Ransomware: Prevention is Better than the Cure
Certainly, it can be said that preventing a virus infection is better than getting one and facing the fallout or aftermath. This is especially true when it comes to our health, and has always been the case when it comes to IT environments.
Over the course of the past 12 months, ransomware attacks have again hit the headlines. Due to newer disclosure and reporting obligations, big businesses who have been subjected to malicious cyber-attacks are now required to inform their clients and/or shareholders and be fully transparent as part of their corporate governance.

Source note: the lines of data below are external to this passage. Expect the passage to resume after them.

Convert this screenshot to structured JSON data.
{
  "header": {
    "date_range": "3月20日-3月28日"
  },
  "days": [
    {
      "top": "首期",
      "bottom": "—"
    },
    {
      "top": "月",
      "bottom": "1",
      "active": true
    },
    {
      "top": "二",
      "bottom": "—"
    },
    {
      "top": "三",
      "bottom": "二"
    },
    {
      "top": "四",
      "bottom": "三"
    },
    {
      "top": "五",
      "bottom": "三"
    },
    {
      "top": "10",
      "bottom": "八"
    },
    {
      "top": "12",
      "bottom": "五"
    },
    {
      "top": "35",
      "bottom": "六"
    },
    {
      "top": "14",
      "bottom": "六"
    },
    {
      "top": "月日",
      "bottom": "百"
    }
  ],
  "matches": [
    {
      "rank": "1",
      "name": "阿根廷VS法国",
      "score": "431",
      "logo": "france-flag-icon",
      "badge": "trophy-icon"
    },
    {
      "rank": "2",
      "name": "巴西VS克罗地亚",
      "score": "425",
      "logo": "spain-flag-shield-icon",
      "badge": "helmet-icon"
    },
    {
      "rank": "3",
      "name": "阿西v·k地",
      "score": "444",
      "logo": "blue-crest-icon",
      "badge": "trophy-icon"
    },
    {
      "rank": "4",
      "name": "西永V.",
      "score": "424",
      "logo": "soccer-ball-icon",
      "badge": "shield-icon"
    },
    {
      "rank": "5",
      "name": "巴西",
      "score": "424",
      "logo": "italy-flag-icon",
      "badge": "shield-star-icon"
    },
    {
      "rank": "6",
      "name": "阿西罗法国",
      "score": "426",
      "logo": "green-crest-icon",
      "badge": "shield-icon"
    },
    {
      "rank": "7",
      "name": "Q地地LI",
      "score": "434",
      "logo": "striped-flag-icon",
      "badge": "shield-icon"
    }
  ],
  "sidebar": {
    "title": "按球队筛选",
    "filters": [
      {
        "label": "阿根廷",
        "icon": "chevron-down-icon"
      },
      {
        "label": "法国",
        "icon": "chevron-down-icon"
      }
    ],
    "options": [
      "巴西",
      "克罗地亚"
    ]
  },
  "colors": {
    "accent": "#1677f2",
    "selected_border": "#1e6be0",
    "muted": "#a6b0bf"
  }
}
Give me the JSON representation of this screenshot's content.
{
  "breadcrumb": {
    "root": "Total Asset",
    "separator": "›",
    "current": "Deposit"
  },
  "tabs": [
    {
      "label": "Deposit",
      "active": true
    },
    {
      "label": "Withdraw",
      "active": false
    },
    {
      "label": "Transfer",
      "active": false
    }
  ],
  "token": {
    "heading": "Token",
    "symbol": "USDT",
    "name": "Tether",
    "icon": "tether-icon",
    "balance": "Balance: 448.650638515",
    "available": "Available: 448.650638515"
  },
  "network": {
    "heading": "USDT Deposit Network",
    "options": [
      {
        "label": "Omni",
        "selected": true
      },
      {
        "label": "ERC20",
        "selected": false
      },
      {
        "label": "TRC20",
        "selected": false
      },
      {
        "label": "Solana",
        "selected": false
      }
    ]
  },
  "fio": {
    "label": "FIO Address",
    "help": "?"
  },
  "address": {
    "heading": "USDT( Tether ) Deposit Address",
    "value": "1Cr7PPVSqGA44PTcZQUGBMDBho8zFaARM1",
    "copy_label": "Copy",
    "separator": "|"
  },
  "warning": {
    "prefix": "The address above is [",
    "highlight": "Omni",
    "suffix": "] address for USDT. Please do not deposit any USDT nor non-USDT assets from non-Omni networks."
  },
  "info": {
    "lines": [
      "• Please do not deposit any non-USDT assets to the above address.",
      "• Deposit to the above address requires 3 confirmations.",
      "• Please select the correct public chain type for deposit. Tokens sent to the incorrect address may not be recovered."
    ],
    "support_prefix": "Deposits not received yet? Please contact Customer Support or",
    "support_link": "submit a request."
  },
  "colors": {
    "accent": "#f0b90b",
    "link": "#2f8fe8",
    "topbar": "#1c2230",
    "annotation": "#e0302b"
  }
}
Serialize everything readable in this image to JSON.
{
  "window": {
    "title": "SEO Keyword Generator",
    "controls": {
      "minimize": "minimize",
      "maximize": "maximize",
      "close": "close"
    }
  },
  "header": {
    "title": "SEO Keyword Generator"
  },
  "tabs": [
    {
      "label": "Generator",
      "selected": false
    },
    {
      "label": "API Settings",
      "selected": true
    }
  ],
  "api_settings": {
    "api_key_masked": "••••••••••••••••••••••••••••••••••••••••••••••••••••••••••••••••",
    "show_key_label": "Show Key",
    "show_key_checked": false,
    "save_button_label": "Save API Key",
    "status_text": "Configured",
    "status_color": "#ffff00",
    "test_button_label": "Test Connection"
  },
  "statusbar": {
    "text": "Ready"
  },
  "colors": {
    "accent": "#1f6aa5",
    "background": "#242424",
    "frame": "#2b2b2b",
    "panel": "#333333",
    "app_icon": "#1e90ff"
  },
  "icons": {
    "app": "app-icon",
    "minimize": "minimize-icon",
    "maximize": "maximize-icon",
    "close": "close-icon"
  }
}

Also of note is that malicious hackers may no longer simply demand a fee or bitcoin amount to unencrypt important files which have been rendered useless. Attackers will sometimes insist that a victim pay up by a particular time and date or risk having their data published on the internet (this is commonly known as Digital Extortion).
This leads to perhaps the most important question: how important is your data to you?
As an IT company, we cannot answer this, because it is a multilayered question depending on many additional factors specific to your organisation. Here are some further questions that only a customer can answer:
- What is the reputational risk to your company if your data is compromised and published on the internet?
- How long can your business survive if you cannot access your data or take payments?
- Without access to critical client data, do you put your clients at risk?
- How quickly do you need to be able to recover from a ransomware attack?
- Do you store bank details, health records, financial records or other confidential data?
- What are the implications of this information being made public or, perhaps worse, being sold to criminal networks?
Did you know that the Australian Government is considering making it an offence, via proposed regulatory frameworks to pay a hacker’s ransom, and that it might well contravene the Bribery Act (among others)?
There is the possibility that company directors could be prosecuted for making (or authorising) the payment of a cyber ransom. Strangely, this type of legislation could potentially discourage cyber-attacks on large companies, as would-be hackers will be aware that their intended target may be legally unable to pay the ransom for fear of prosecution.
Most successful cyber-attacks occur due to phishing, a type of email scam where an employee inadvertently gives away their network or other credentials. We see this as occurring at the first line of prevention.
Ideally, there should be as few SPAM emails arriving on the network as possible, followed by a multi-layered security process that includes:
- Remote/pre-delivery email filtering services
- Managed hardware firewalls with subscription-based updates
- Endpoint security software on all servers, desktops and laptops
- Regular security patching of systems
- Back up of Microsoft 365 emails
- Multi-factor authentication (MFA) on critical applications
- Phish Threat training and education
Of course, we also must plan for the worst-case scenario and have an action plan in the event systems are compromised.
This disaster recovery (DR) plan should include who does what, how and when (e.g. when to invoke Plan B and how to communicate this to stakeholders). The DR plan should also include a target time of when recovery is desired – we call this the real-time objective – and we can plan around this target time once known.
We facilitate this by providing an automated, securely encrypted, annually verified off-site backup. Without this fundamental link in your line of defence, the hackers have the advantage and the cure is painful, costly and could even result in legal trouble. Not to mention that a business may not be able to recover at all from a ruined reputation.